Encyclopedia Inc., ‘Fukushima, Mon Amour’ (2016). Video still. Courtesy the artists.
Encyclopedia Inc., ‘Fukushima, Mon Amour’ (2016). Video still. Courtesy the artists.

Kimmo Modig: ‘KIMMOTALKS’ (2016) [9:26]

Helsinki-based artist Kimmo Modig deconstructs the languages and systems surrounding labour and production by both mimicking and destabilising an audience’s conception of capital flows in its various forms.

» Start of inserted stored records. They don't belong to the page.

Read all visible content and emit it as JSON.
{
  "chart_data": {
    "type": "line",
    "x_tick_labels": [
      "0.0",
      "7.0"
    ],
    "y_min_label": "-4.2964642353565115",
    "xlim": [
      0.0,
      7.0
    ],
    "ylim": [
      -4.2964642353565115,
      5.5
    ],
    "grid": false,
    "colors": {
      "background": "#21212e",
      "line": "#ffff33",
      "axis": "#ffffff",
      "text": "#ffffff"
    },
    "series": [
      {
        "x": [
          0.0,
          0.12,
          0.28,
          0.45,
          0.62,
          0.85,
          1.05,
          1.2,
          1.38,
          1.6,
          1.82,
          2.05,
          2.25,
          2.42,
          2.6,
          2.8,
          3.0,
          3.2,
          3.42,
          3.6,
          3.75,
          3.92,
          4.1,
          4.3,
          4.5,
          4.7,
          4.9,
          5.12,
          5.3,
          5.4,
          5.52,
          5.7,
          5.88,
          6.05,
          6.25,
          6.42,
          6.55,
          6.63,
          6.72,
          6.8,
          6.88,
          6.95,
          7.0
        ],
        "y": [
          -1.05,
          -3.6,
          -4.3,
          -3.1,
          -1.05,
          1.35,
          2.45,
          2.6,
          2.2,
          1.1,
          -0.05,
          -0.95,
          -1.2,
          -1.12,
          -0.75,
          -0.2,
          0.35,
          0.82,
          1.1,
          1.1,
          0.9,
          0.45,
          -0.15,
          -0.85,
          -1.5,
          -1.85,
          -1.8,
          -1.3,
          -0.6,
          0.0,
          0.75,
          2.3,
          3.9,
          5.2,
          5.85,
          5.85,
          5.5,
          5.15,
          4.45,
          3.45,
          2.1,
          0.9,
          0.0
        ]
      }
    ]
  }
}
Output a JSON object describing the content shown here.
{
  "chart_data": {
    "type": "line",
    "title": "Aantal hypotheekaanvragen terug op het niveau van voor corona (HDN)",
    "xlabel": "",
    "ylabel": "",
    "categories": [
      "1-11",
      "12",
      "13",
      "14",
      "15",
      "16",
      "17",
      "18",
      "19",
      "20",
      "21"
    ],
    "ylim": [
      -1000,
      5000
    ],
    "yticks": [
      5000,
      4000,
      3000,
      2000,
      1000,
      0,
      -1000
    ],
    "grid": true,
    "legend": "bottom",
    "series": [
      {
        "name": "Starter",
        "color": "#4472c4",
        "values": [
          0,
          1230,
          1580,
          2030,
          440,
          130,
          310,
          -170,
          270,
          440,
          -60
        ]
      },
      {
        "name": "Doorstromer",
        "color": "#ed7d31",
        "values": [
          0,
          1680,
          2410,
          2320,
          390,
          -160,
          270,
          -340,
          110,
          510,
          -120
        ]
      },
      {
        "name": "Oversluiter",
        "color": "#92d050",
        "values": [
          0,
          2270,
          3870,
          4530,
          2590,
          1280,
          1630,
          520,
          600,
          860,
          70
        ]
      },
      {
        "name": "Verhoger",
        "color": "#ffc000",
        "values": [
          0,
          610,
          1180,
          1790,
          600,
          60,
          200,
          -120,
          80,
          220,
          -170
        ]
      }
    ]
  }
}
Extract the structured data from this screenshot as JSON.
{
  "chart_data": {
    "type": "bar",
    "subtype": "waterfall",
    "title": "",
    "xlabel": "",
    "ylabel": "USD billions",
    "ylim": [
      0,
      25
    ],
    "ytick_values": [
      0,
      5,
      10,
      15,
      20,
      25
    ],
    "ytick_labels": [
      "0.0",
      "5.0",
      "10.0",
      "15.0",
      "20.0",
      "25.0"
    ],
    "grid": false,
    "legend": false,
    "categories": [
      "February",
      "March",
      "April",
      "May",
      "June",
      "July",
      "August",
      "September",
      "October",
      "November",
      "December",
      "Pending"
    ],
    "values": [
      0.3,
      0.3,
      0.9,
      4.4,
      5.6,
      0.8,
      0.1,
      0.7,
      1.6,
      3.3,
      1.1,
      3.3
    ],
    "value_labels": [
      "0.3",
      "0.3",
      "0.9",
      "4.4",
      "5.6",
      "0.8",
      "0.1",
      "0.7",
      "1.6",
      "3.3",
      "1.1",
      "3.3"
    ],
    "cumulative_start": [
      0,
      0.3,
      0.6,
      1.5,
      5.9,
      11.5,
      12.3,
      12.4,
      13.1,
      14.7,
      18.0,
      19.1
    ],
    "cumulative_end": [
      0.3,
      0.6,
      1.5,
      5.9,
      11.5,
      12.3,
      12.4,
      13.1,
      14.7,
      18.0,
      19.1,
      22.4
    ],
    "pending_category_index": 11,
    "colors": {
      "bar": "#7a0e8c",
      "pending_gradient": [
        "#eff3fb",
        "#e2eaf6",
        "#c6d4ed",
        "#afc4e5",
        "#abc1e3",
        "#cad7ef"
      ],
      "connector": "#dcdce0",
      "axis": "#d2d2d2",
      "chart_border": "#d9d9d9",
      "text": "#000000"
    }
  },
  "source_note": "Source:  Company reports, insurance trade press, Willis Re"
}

Modig performs his own anxieties and sense of precarity in relation to the existing lexicons of communication media –like video, marketing and sound design –thus laying bare the oppression and authority implicit in the restrictive social paradigms they reinforce.

Cuss Group: ‘Video Party #4’ (2014) [8:22 min]

Johannesburg and Geneva-based collective Cuss Group –Ravi Govender, Jamal Nxedlana Zamani Xolo, Lex Trickett, Bogosi Sekhukhuni and Chris Mc Michael  –have been working as a dispersed group of artists and practitioners on the margins of not only a South African art market indifferent to video as a medium, but a globalised online network of artists still focussed on traditional Western economic centres. But instead of applying for impossible access to these systems and flows of information, Cuss Group passively evade legibility within existing colonial structures surrounding art and aesthetics.

AQNB x Video in Common’s ‘At the Backend’ event was on at London’s Assembly Point, May 6, 2016.